Authorities in Oklahoma hope that the remains of several people recovered from the bottom of Foss Lake, about 100 miles outside of Oklahoma City, could be those of six people who went missing more than 40 years ago. Oklahoma Highway Patrol divers on a training exercise found the remains in a 1969 Camaro and an older Chevrolet under about 12 feet of water last week, but how the cars got to the bottom of the lake remained unclear:

Were the victims in the two separate cold cases murdered and dumped in the lake about 100 miles west of Oklahoma City? Or did they take a wrong turn, drive off the edge of the boat ramp and end up submerged?

“It’s way too early to tell at this point,” [Custer County Sheriff Bruce] Peoples said. “We’ll treat it as a crime until we’re able to determine it’s a simple car wreck.”

Missing persons reports show three teenagers from Sayre in nearby Beckham County — Leah Johnson, Michael Rios and Jimmy Williams — disappeared in 1970 while heading to a high school football game in Williams’s new 1969 Camaro.

Another missing persons report — from 1969 — indicates that two men and a woman also from the area disappeared and were last seen in a 1950s Chevrolet, Peoples said.

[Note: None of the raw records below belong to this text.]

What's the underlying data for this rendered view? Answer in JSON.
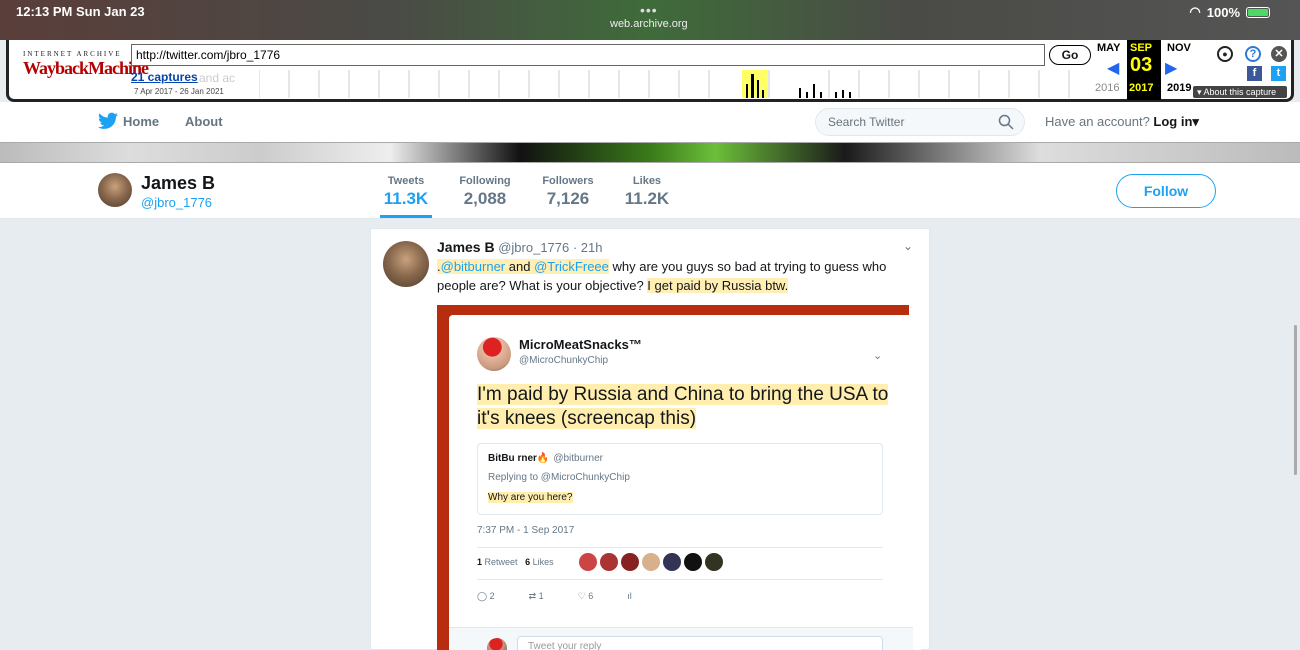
{
  "status_bar": {
    "time_date": "12:13 PM   Sun Jan 23",
    "site": "web.archive.org",
    "battery": "100%"
  },
  "wayback": {
    "logo_top": "INTERNET ARCHIVE",
    "logo_main": "WaybackMachine",
    "url": "http://twitter.com/jbro_1776",
    "go_label": "Go",
    "captures": "21 captures",
    "captures_ghost": "and ac",
    "range": "7 Apr 2017 - 26 Jan 2021",
    "prev_month": "MAY",
    "cur_month": "SEP",
    "next_month": "NOV",
    "prev_year": "2016",
    "cur_year": "2017",
    "next_year": "2019",
    "cur_day": "03",
    "about_capture": "About this capture"
  },
  "twitter_nav": {
    "home": "Home",
    "about": "About",
    "search_placeholder": "Search Twitter",
    "have_account": "Have an account?",
    "login": "Log in"
  },
  "profile": {
    "name": "James B",
    "handle": "@jbro_1776",
    "stats": [
      {
        "label": "Tweets",
        "value": "11.3K"
      },
      {
        "label": "Following",
        "value": "2,088"
      },
      {
        "label": "Followers",
        "value": "7,126"
      },
      {
        "label": "Likes",
        "value": "11.2K"
      }
    ],
    "follow": "Follow"
  },
  "tweet": {
    "name": "James B",
    "meta": "@jbro_1776 · 21h",
    "lead": ".",
    "mention1": "@bitburner",
    "and": " and ",
    "mention2": "@TrickFreee",
    "text1": " why are you guys so bad at trying to guess who people are? What is your objective? ",
    "text2": "I get paid by Russia btw."
  },
  "embedded": {
    "name": "MicroMeatSnacks™",
    "handle": "@MicroChunkyChip",
    "body": "I'm paid by Russia and China to bring the USA to it's knees (screencap this)",
    "quote_name": "BitBu rner🔥",
    "quote_handle": "@bitburner",
    "quote_reply": "Replying to @MicroChunkyChip",
    "quote_text": "Why are you here?",
    "timestamp": "7:37 PM - 1 Sep 2017",
    "retweets": "1",
    "retweet_label": "Retweet",
    "likes": "6",
    "likes_label": "Likes",
    "reply_count": "2",
    "retweet_count": "1",
    "like_count": "6",
    "reply_placeholder": "Tweet your reply"
  }
}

“These vehicles match those missing persons reports real close,” the sheriff said Wednesday as investigators combed through what remained of the rusty, mud-covered vehicles.

He said it was entirely possible that the victims simply drove into Foss Lake and drowned.

“We know that to happen, even if you know your way around. It can happen that quick,” he said.

Still, some locals cling to the theory that the three teens ran across some dangerous people and ended up getting killed.

“Everyone suspected foul play,” said Dayva Spitzer, publisher of the Sayre Record and a longtime resident. “They’ve been talking about it for 43 years.

“I think everybody is hoping there’s closure now. But there’s still more questions than answers.”

The teens’ disappearance gripped the town for years.

“I think the kids were frightened by it, and we didn’t talk about it much,” said Gayla Splinter, a clerk at a Sayre law office who lived in nearby Erick when the teens went missing. “It’s always been a mystery.”

Peoples said he was confident the Camaro held the remains of the three teens. Authorities were not as clear about what the second vehicle contained.

Associated Press

Descendents of John Alva Porter said they were confident that the remains of one of the people who were found belonged to their grandfather:

Debbie McManaman, her children and grandchildren spent many a summer day waterskiing or feeding the ducks at Foss Lake in western Oklahoma.

Sometimes, McManaman told the Los Angeles Times, she’d envision the face of her grandfather, a tall, lanky cowboy who mysteriously disappeared when she was 13. . . .

Investigators told her they had recovered cowboy boots and a belt buckle, she said – hallmarks of her grandfather’s life – and the car had a hitch like the one her grandpa used to tow his horse trailer. . . .

She’s anxious to get the results of family DNA tests to see whether her grandfather’s remains were among those submerged for the last 40 years.

If so, that would end nearly a lifetime of searching and wondering. Had her grandfather just walked off one day, his house locked up, his finances squared? Had he died peacefully in some distant place, no family to mourn him?

Her father often came home from work and headed right back out to search for her grandfather, she said. “We’re gonna go for a drive,” he’d say. Then he’d drive late into the night.

Sometimes, she said, her father would wake up yelling: “I found him! I found him!”

McManaman says her father, now 85, struggles with dementia. But when she told him his father may have been found, tears came to his eyes.

“I’m just so thankful this day has come,” she said.

Christine Mai-Duc

Positively identifying the remains through DNA analysis could take a year or even longer.